Через мгновение все достали из карманов свои часы, и каждый воскликнул: "Как поздно!"
Только Люсьен из вежливости намекнул: "В прошлую пятницу разошлись еще позже!" Но его замечанию не придали никакого значения (только я обронил: "Это потому, что ваши часы ужасно отстают"); все бросились надевать свои пальто; Анжель пожимала руки, продолжала улыбаться и предлагала последние бриоши. Потом перегнулась через перила, чтобы видеть спускающихся. -- Я ждал ее, сидя обессиленный на пуфе. Когда она вернулась:
-- Настоящий кошмар этот ваш вечер! -- начал я. -- О! Эти литераторы! Эти литераторы, Анжель!!! Они невыносимы!!!
-- Раньше вы этого не говорили, -- возразила она.
-- Лишь потому, Анжель, что я их не встречал у вас. И потом, кого только тут не было, это же ужас! Дорогой друг, нельзя принимать сразу столько людей!
-- Но я пригласила не всех, -- сказала она. -- Каждый привел с собой несколько других.
-- Вы казались среди них такой потерянной. Вам следовало попросить Лауру зайти; ее присутствие было бы для вас поддержкой.
-- Но вы были настолько возбуждены, -- сказала она, -- я вас таким не видела; я думала, что вы приметесь ломать стулья.
-- Милая Анжель, а иначе можно было бы сдохнуть от скуки... Уж и так чуть не задохнулись от духоты! В следующий раз пускайте к себе только по пригласительным. Скажите-ка, а что означал этот ваш маленький вентилятор? Прежде всего, ничто не раздражает меня так, как то, что вращается на одном месте; за столько времени вам следовало бы это запомнить! И потом, звук, который он производит, просто отвратителен. Стоило разговору прерваться, как этот звук тут же становился слышен откуда-то из-под занавески. И все переспрашивали друг у друга: "Что это такое?" Вы же понимаете, что я не мог им ответить: "Это Анжель установила себе вентилятор!" Вот -- вот, сейчас вы слышите, как он скрежещет.
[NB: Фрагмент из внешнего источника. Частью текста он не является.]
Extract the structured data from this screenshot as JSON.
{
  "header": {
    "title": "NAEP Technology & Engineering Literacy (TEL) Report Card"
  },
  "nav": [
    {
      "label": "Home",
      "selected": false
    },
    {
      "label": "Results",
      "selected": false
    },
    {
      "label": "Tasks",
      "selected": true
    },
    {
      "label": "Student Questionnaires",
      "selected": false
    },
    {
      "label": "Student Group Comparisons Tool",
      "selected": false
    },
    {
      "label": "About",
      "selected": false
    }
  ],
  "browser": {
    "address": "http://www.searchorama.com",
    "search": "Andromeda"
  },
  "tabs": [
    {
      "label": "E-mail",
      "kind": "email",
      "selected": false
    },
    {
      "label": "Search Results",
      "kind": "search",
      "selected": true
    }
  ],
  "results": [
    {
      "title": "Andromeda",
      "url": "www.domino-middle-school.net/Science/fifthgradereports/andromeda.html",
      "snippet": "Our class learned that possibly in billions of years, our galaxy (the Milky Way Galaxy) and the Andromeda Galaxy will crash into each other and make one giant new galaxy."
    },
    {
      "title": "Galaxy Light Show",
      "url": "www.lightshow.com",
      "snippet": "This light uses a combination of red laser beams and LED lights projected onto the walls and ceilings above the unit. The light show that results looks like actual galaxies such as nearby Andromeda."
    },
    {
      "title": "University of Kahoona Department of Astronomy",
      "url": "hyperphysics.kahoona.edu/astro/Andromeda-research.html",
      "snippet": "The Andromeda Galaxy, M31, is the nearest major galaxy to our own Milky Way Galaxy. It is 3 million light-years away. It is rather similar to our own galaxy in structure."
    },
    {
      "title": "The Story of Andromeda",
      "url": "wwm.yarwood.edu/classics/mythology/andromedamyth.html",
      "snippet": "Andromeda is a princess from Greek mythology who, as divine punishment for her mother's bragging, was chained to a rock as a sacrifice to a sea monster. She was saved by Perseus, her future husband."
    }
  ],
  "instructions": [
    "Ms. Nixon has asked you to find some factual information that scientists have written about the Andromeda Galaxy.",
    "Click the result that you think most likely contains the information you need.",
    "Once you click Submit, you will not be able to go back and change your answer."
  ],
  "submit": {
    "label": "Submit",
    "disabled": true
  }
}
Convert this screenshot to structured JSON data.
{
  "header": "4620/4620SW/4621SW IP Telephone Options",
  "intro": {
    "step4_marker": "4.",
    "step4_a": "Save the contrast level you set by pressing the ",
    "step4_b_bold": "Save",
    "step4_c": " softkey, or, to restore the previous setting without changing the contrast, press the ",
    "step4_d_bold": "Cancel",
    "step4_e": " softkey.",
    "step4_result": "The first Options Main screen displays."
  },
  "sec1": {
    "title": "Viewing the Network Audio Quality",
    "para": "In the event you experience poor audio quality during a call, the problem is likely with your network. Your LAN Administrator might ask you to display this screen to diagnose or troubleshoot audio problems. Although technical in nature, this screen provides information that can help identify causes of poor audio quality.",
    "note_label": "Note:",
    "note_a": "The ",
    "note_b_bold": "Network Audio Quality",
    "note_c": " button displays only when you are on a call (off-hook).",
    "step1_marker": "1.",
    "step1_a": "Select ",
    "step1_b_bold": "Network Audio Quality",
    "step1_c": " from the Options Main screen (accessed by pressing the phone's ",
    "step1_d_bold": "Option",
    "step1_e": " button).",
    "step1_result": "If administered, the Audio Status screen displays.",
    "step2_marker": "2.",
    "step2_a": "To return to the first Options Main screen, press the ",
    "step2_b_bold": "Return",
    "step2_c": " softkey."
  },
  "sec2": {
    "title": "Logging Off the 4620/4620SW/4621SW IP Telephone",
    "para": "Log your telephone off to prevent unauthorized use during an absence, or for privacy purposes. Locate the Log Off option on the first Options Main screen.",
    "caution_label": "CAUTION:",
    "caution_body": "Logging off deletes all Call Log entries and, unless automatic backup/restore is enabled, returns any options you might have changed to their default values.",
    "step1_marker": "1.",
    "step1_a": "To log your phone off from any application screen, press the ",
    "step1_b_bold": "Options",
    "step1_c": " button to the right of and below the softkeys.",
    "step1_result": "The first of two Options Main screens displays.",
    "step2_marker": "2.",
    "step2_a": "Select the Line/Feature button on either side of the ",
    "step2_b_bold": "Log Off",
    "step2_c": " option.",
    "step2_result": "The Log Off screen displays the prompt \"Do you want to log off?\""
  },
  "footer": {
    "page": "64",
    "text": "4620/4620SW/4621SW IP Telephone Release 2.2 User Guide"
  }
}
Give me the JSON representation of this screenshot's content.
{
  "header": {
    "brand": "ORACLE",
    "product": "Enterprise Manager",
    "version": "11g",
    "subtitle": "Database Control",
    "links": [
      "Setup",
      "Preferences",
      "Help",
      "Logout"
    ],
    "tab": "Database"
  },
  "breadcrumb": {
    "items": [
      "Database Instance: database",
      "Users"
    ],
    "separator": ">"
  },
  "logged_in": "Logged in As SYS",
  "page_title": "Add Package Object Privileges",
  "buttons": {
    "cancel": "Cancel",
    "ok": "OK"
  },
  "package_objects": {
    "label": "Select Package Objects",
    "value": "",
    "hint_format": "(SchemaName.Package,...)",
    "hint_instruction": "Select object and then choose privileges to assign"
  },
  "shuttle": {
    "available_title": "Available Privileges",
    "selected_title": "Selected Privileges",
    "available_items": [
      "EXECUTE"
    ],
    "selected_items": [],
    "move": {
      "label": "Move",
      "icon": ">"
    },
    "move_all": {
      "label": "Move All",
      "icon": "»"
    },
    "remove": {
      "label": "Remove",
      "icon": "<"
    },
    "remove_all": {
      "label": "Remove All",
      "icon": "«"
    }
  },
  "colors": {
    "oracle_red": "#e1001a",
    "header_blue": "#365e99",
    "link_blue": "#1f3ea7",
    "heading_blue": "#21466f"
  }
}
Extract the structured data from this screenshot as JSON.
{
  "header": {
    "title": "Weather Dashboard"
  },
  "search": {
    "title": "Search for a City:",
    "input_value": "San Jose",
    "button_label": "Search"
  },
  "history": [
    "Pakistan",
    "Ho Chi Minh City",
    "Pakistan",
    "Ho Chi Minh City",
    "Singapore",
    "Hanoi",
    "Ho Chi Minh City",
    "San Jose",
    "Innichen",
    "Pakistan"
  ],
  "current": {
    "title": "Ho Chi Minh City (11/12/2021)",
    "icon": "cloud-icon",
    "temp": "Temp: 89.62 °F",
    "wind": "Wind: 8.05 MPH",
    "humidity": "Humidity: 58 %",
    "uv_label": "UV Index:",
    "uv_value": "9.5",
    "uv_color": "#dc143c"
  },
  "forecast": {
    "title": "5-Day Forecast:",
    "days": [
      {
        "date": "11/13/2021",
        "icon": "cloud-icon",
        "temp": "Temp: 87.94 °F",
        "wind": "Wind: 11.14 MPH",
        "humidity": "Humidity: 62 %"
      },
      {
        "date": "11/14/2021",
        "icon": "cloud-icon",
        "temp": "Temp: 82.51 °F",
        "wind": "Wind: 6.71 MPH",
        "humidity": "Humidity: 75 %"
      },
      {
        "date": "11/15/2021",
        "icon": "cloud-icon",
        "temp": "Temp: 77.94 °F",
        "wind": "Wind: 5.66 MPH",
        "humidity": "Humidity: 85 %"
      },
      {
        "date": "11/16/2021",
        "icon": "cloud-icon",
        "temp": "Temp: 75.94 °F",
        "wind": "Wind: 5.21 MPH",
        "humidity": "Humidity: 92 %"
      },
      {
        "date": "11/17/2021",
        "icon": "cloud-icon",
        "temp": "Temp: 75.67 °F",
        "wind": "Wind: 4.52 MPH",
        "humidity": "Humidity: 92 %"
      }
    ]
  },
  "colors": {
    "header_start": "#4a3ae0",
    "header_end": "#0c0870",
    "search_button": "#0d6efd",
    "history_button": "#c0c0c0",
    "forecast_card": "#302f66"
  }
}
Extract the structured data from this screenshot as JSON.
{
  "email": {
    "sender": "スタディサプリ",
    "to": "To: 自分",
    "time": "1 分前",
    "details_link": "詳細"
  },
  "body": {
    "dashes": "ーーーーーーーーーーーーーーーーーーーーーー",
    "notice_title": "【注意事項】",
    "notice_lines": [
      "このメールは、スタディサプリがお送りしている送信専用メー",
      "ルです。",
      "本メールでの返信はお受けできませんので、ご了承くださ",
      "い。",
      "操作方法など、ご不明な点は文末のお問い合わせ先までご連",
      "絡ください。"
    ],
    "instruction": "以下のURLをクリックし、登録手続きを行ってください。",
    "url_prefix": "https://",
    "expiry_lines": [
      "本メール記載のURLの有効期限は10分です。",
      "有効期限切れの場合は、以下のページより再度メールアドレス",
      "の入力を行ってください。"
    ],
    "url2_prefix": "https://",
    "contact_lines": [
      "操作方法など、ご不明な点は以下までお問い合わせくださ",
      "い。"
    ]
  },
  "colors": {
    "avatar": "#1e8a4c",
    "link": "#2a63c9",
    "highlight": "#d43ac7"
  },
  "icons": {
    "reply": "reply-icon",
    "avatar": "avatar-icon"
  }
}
О! Это невыносимо, милый друг; остановите его, умоляю вас.
-- Но его невозможно остановить, -- ответила Анжель.
-- Ах! И его тоже! -- вскричал я. -- Тогда давайте говорить громче, милый друг. -- Что! Вы плачете?
-- Вовсе нет, -- ответила она, раскрасневшись.
-- Тем хуже! -- И , охваченный лиризмом, я крикнул, стараясь перекрыть шумок трещотки: -- Анжель! Анжель! Время пришло! Уедем из этих невыносимых мест! Неужели мы с вами, милый друг, однажды услышим на пляже вольный морской ветер? Я знаю, среди какого мелкотемья вам приходится жить, но этот ветер иногда все сдувает... Прощайте! Мне нужно пройтись; думайте, но не дольше, чем до завтра! А затем путешествие. Думайте же, дорогая Анжель, думайте!
-- Ладно, прощайте, -- сказала она, -- идите спать. Прощайте.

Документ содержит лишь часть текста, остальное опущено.